Grâce au soutien des sherpas, 300 à 400 étrangers parviennent désormais chaque année à atteindre le point le plus haut du monde pour les selfies - des aventuriers, des monarques, des milliardaires et de nombreuses chasseuses de records. Un Japonais de 80 ans, un Américain de 13 ans et plusieurs personnes amputées et aveugles y sont également déjà allés.
«Ils risquent leur vie - et celle des autres»
"De nos jours, les alpinistes n'ont plus besoin de travailler dur", constate Kami Krita Sherpa. "Ils peuvent simplement s'accrocher aux cordes que les sherpas ont ancrées tout au long de la voie". Au total, selon les archives de l'expédition "Himalayan Database", plus de 6600 personnes sont montées 12 000 fois au sommet. Elles ont laissé derrière elles des tentes cassées, des bouteilles d'oxygène vides, des emballages de nourriture et d'autres déchets qui ont rendu la montagne tristement célèbre en tant que plus haute décharge du monde.
"C'est une bonne chose que le mont Everest soit désormais si populaire", déclare Kami Rita Sherpa. "Plus de tourisme nous aide tous". Mais le fait que de plus en plus de personnes sans aucune expérience cherchent la grande aventure en montagne l'inquiète : "Ils risquent leur vie - et celle des autres". Y compris de sherpas comme lui. "Il faut malgré tout certaines capacités, une bonne santé et de la chance pour survivre au froid, à l'air raréfié, aux avalanches et autres dangers".
Certains aventuriers et aventurières attrapent des engelures ou se font ensuite amputer des orteils.
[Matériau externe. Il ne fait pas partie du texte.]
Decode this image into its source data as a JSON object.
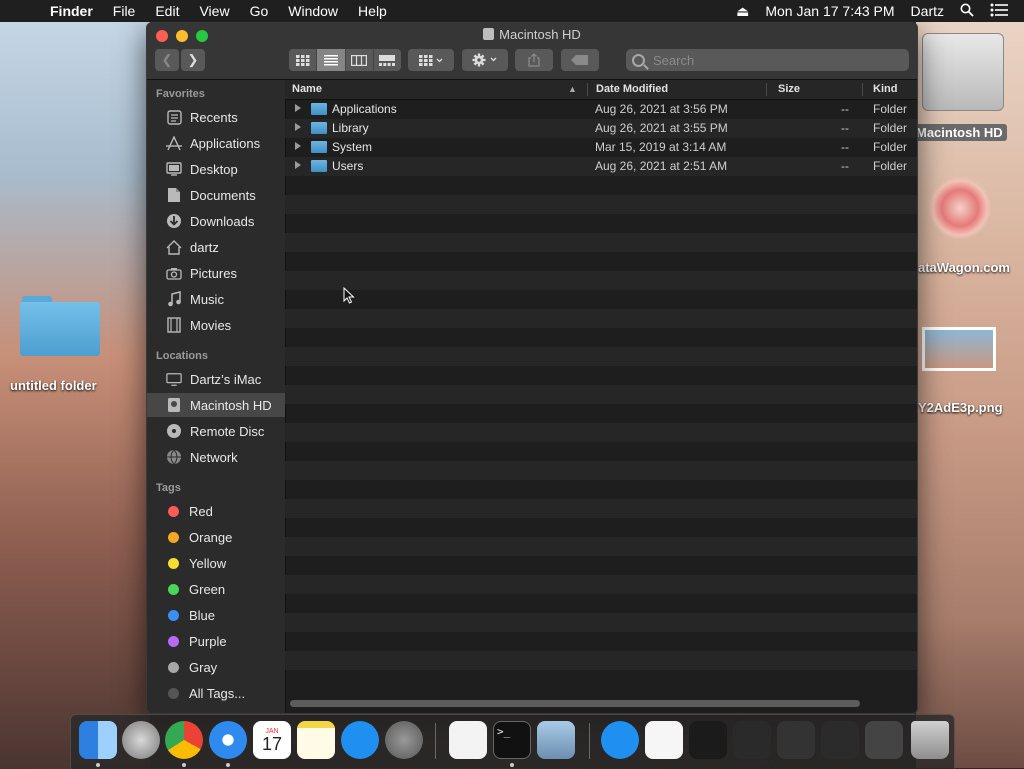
{
  "menubar": {
    "app": "Finder",
    "items": [
      "File",
      "Edit",
      "View",
      "Go",
      "Window",
      "Help"
    ],
    "datetime": "Mon Jan 17  7:43 PM",
    "user": "Dartz"
  },
  "desktop": {
    "folder_label": "untitled folder",
    "hd_label": "Macintosh HD",
    "datawagon_label": "ataWagon.com",
    "png_label": "Y2AdE3p.png"
  },
  "window": {
    "title": "Macintosh HD",
    "search_placeholder": "Search"
  },
  "sidebar": {
    "favorites_heading": "Favorites",
    "favorites": [
      {
        "label": "Recents",
        "icon": "clock-icon"
      },
      {
        "label": "Applications",
        "icon": "applications-icon"
      },
      {
        "label": "Desktop",
        "icon": "desktop-icon"
      },
      {
        "label": "Documents",
        "icon": "documents-icon"
      },
      {
        "label": "Downloads",
        "icon": "downloads-icon"
      },
      {
        "label": "dartz",
        "icon": "home-icon"
      },
      {
        "label": "Pictures",
        "icon": "camera-icon"
      },
      {
        "label": "Music",
        "icon": "music-icon"
      },
      {
        "label": "Movies",
        "icon": "film-icon"
      }
    ],
    "locations_heading": "Locations",
    "locations": [
      {
        "label": "Dartz’s iMac",
        "icon": "imac-icon"
      },
      {
        "label": "Macintosh HD",
        "icon": "harddrive-icon",
        "selected": true
      },
      {
        "label": "Remote Disc",
        "icon": "disc-icon"
      },
      {
        "label": "Network",
        "icon": "globe-icon"
      }
    ],
    "tags_heading": "Tags",
    "tags": [
      {
        "label": "Red",
        "color": "#fc5b57"
      },
      {
        "label": "Orange",
        "color": "#f5a623"
      },
      {
        "label": "Yellow",
        "color": "#f6dd31"
      },
      {
        "label": "Green",
        "color": "#4ad556"
      },
      {
        "label": "Blue",
        "color": "#3a8ef6"
      },
      {
        "label": "Purple",
        "color": "#b56bf2"
      },
      {
        "label": "Gray",
        "color": "#a7a7a7"
      },
      {
        "label": "All Tags...",
        "color": "#555555"
      }
    ]
  },
  "list": {
    "columns": {
      "name": "Name",
      "date": "Date Modified",
      "size": "Size",
      "kind": "Kind"
    },
    "rows": [
      {
        "name": "Applications",
        "date": "Aug 26, 2021 at 3:56 PM",
        "size": "--",
        "kind": "Folder"
      },
      {
        "name": "Library",
        "date": "Aug 26, 2021 at 3:55 PM",
        "size": "--",
        "kind": "Folder"
      },
      {
        "name": "System",
        "date": "Mar 15, 2019 at 3:14 AM",
        "size": "--",
        "kind": "Folder"
      },
      {
        "name": "Users",
        "date": "Aug 26, 2021 at 2:51 AM",
        "size": "--",
        "kind": "Folder"
      }
    ]
  },
  "dock": {
    "apps": [
      "Finder",
      "Launchpad",
      "Chrome",
      "Safari",
      "Calendar",
      "Notes",
      "App Store",
      "System Preferences",
      "TextEdit",
      "Terminal",
      "Preview",
      "App Store Installer",
      "Document",
      "Window 1",
      "Window 2",
      "Window 3",
      "Window 4",
      "Window 5",
      "Trash"
    ],
    "calendar_month": "JAN",
    "calendar_day": "17"
  }
}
Et ceux qui veulent monter doivent passer devant des cadavres. Des dizaines de corps n'ont jamais été récupérés - notamment parce que cela coûte cher. Selon les données de l'"Himalayan Database", plus de 300 personnes au total sont mortes jusqu'à présent sur la montagne - dont plus d'un tiers de sherpas. Ils doivent porter de lourdes charges et donc monter et descendre plus souvent entre les quatre camps d'altitude que leurs clients, qui obtiennent en revanche souvent plus de gloire et de reconnaissance sous forme de sponsoring ou de contrats de livres.
Entre 3000 euros à 10 000 euros par saison
Entre-temps, de nombreux guides de montagne sherpas ont quitté leur emploi et cherchent un travail alternatif, par exemple comme guide de montagne à l'étranger ou dans un tout autre métier, a déclaré Kami Rita Sherpa. Pour de nombreux guides, les risques élevés ne valent tout simplement pas la peine de risquer leur vie, malgré un salaire de près de 3000 euros à plus de 10 000 euros par saison, selon l'expérience.
Et s'il arrivait quelque chose à l'un d'entre eux, la famille serait mal assurée. Pour répondre à la demande dans le secteur de l'alpinisme, les entreprises d'expédition engagent aujourd'hui des guides et des porteurs avec peu ou pas d'expérience, a-t-il déclaré. C'est une tendance inquiétante. Lui-même veut continuer à gravir l'Everest aussi longtemps que sa santé le lui permettra. Mais il conseille à ses enfants de choisir un autre travail. Sa fille Pasang étudie l'informatique, son fils Lakpa la gestion du tourisme.